Die Figuren sind für ihren Auftritt gerüstet. In gelbes Ölzeug gehüllt und mit Fernglas ausgestattet, erscheinen sie in der Serie "Dunststücke" auf der Bildfläche, umgeben von dichtem Nebel, der sich in kaltfarbigen, milchigen Kreideschichten wie ein atmosphärisches Medium über die Darstellung legt und nichts von der Umgebung sichtbar werden lässt. Suchend, Ausschau haltend, etwas unschlüssig und etwas ratlos warten sie auf das, was geschieht. Vielleicht auf besseres Wetter, wie Touristen am Nordseestrand. Vielleicht auch auf ihren Einsatz oder auf das, was die Künstlerin künftig mit ihnen vorhat. Fast will es scheinen, als versinnbildliche sich in den Figuren der "Dunststücke" die Rückkehr der Figur in die Malerei Gabriele Langendorfs. Ihre Begegnung mit der Natur in diesen Bildwelten muss erst Konturen gewinnen, erfordert Stehvermögen, Weitblick und ganz offensichtlich besondere Vorsicht, denn sie ist nur in Schutzkleidung möglich.
Als riskantes Unterfangen stellt sich die Begegnung mit der Natur in einer Gruppe vielfiguriger Landschaftsszenen dar, in denen sich die Welt von Freiheit und Abenteuer im Miniaturformat präsentiert. "Pausen" nennt Gabriele Langendorf nicht ohne Hintersinn diese Zeichnungen, deren Motive sie aus Reisekatalogen auf Transparentpapier kopiert, um sie zu neuen Konstellationen in neuer Umgebung zu montieren. Diese Methode des Zugreifens auf fremdes Material und seiner unmittelbaren Verwertung lässt einen spielerischen Umgang mit den Bildmotiven zu und trägt in vielen Darstellungen zu einer Erweiterung der erzählerischen Spannbreite bei. Denn das Bildreservoir, aus dem sie sich bedient, ist nahezu unerschöpflich, zugleich aber auch sehr viel beliebiger als eigene Fotovorlagen oder Skizzen. Menschen auf Abenteuerurlaub, bei erlebnisorientierten Outdoor- Aktivitäten, ausgerüstet mit Trekking-Utensilien, Neoprenanzügen und Schwimmwesten, die in Booten, mitunter auch wandernd Landschaftsräume fernab der Zivilisation erkunden, werden hier gleichzeitig zu Akteuren und zur Staffage einer Szenerie, die ebenso gut unter anderen Vorzeichen interpretiert werden kann: nicht als simulierte Gefahr bei touristischen Naturexpeditionen, sondern als reale, existenzielle Bedrohung. Beide Lesarten werden ununterscheidbar. Der kleine Maßstab, der nicht nur die Erkennbarkeit der in sich stark verdichteten Zeichnungen erschwert, sondern die gesamte Thematik ironisch untergräbt, tut ein Übriges, um alle Deutungen offen und die Verwirrung konstant zu halten.

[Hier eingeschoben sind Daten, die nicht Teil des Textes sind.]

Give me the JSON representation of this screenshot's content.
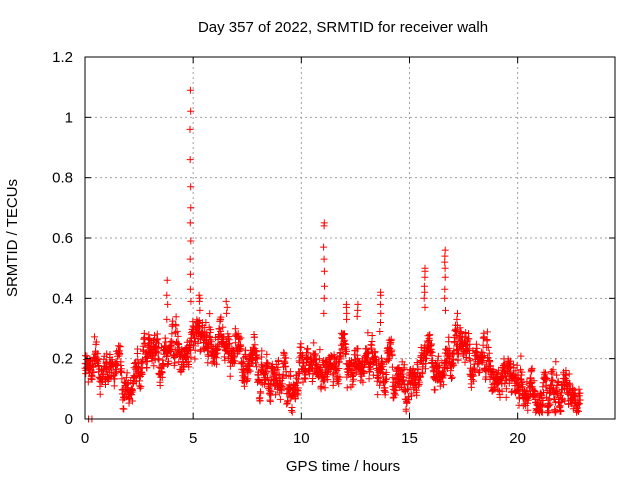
{
  "chart_data": {
    "type": "scatter",
    "title": "Day 357 of 2022, SRMTID for receiver walh",
    "xlabel": "GPS time / hours",
    "ylabel": "SRMTID / TECUs",
    "xlim": [
      0,
      24.5
    ],
    "ylim": [
      0,
      1.2
    ],
    "xticks": [
      0,
      5,
      10,
      15,
      20
    ],
    "xtick_labels": [
      "0",
      "5",
      "10",
      "15",
      "20"
    ],
    "yticks": [
      0,
      0.2,
      0.4,
      0.6,
      0.8,
      1.0,
      1.2
    ],
    "ytick_labels": [
      "0",
      "0.2",
      "0.4",
      "0.6",
      "0.8",
      "1",
      "1.2"
    ],
    "grid": true,
    "marker": "+",
    "color": "#ff0000",
    "baseline_profile": [
      [
        0.0,
        0.16
      ],
      [
        0.5,
        0.17
      ],
      [
        1.0,
        0.15
      ],
      [
        1.5,
        0.16
      ],
      [
        2.0,
        0.17
      ],
      [
        2.5,
        0.18
      ],
      [
        3.0,
        0.18
      ],
      [
        3.5,
        0.2
      ],
      [
        4.0,
        0.22
      ],
      [
        4.5,
        0.24
      ],
      [
        5.0,
        0.28
      ],
      [
        5.5,
        0.27
      ],
      [
        6.0,
        0.23
      ],
      [
        6.5,
        0.26
      ],
      [
        7.0,
        0.21
      ],
      [
        7.5,
        0.19
      ],
      [
        8.0,
        0.18
      ],
      [
        8.5,
        0.17
      ],
      [
        9.0,
        0.15
      ],
      [
        9.5,
        0.14
      ],
      [
        10.0,
        0.14
      ],
      [
        10.5,
        0.15
      ],
      [
        11.0,
        0.16
      ],
      [
        11.5,
        0.2
      ],
      [
        12.0,
        0.22
      ],
      [
        12.5,
        0.21
      ],
      [
        13.0,
        0.19
      ],
      [
        13.5,
        0.18
      ],
      [
        14.0,
        0.19
      ],
      [
        14.5,
        0.17
      ],
      [
        15.0,
        0.16
      ],
      [
        15.5,
        0.17
      ],
      [
        16.0,
        0.2
      ],
      [
        16.5,
        0.23
      ],
      [
        17.0,
        0.21
      ],
      [
        17.5,
        0.2
      ],
      [
        18.0,
        0.19
      ],
      [
        18.5,
        0.18
      ],
      [
        19.0,
        0.17
      ],
      [
        19.5,
        0.15
      ],
      [
        20.0,
        0.12
      ],
      [
        20.5,
        0.08
      ],
      [
        21.0,
        0.07
      ],
      [
        21.5,
        0.08
      ],
      [
        22.0,
        0.09
      ],
      [
        22.5,
        0.1
      ],
      [
        22.9,
        0.08
      ]
    ],
    "baseline_spread": 0.045,
    "baseline_sample_step_hours": 0.011,
    "baseline_x_range": [
      0.0,
      22.9
    ],
    "spikes": [
      {
        "x": 4.88,
        "values": [
          1.09,
          1.02,
          0.96,
          0.86,
          0.77,
          0.7,
          0.65,
          0.59,
          0.53,
          0.48,
          0.43,
          0.39
        ]
      },
      {
        "x": 3.8,
        "values": [
          0.46,
          0.41,
          0.38,
          0.33
        ]
      },
      {
        "x": 5.3,
        "values": [
          0.41,
          0.4,
          0.39,
          0.36
        ]
      },
      {
        "x": 6.55,
        "values": [
          0.39,
          0.37,
          0.35
        ]
      },
      {
        "x": 11.05,
        "values": [
          0.65,
          0.64,
          0.57,
          0.53,
          0.49,
          0.44,
          0.4,
          0.35
        ]
      },
      {
        "x": 12.1,
        "values": [
          0.38,
          0.37,
          0.35,
          0.33
        ]
      },
      {
        "x": 12.6,
        "values": [
          0.38,
          0.36,
          0.34
        ]
      },
      {
        "x": 13.65,
        "values": [
          0.42,
          0.41,
          0.38,
          0.35,
          0.32,
          0.29
        ]
      },
      {
        "x": 15.7,
        "values": [
          0.5,
          0.49,
          0.47,
          0.44,
          0.42,
          0.4,
          0.37
        ]
      },
      {
        "x": 16.65,
        "values": [
          0.56,
          0.54,
          0.52,
          0.5,
          0.47,
          0.43,
          0.4,
          0.36
        ]
      },
      {
        "x": 17.2,
        "values": [
          0.35,
          0.33,
          0.31,
          0.29
        ]
      },
      {
        "x": 21.75,
        "values": [
          0.19
        ]
      },
      {
        "x": 0.15,
        "values": [
          0.0,
          0.0
        ]
      },
      {
        "x": 0.3,
        "values": [
          0.0
        ]
      }
    ]
  }
}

Die ironische Brechung durch das kleine Format ist auch bei den seit 2009 entstandenen Arbeiten der Serie "Atmosphärische Störungen" charakteristisches Stilmittel, doch resultiert sie hier aus dem proportionalen Missverhältnis zwischen der Figur und der ihr zugeordneten Tätigkeit. Die knappen, spontan formulierten und überaus dynamischen Bildszenen, die sich meist auf eine einzelne Figur beschränken, erinnern in ihrer Prägnanz und ihrer pointierten Komik an Cartoons, referieren jedoch auf Bedingungen der Malerei, indem sie den Malvorgang selbst zum Anlass des figürlichen Bildgeschehens machen. Gestische Farbspuren, während des Malens entstandene Zufallsprodukte, die hier eine neue Verwendung finden, initiieren skurrile Bildgeschichten, in denen Figuren auf die malerische Geste reagieren und das informelle Farbgeschehen gegenständlich umdeuten: Eine Gestalt im Taucheranzug stürzt sich in eine wellenförmige Pinselspur, Arbeiter mit Helm und Anglerhosen ziehen einen Absaugschlauch aus blau-grauen Farbschlieren, eine Figur im Overall mit Handschuhen und Mundschutz hantiert an einem streifenförmigen Muster und ein Feuerwehrmann im roten Signalanzug robbt bäuchlings durch ein Farbloch. Stets sind die Figuren in Schutzkleidung bei rätselhaften technischen Verrichtungen zu sehen, die auf Arbeits- und Noteinsätze bei "Störfällen" hindeuten: bei Natur- und Umweltkatastrophen, Wetterschäden und Unfällen oder beim missglückten Versuch, sportliche Herausforderungen mit hohem Gefahrenpotential zu bewältigen. Die Kleinheit der Figuren in Relation zu der vermeintlichen Wichtigkeit ihrer Aufgabe, der absurde Bedeutungsmaßstab von menschlicher Figur und malerischer Geste, an der sie sich abmüht, konterkarieren jede Sinnhaftigkeit.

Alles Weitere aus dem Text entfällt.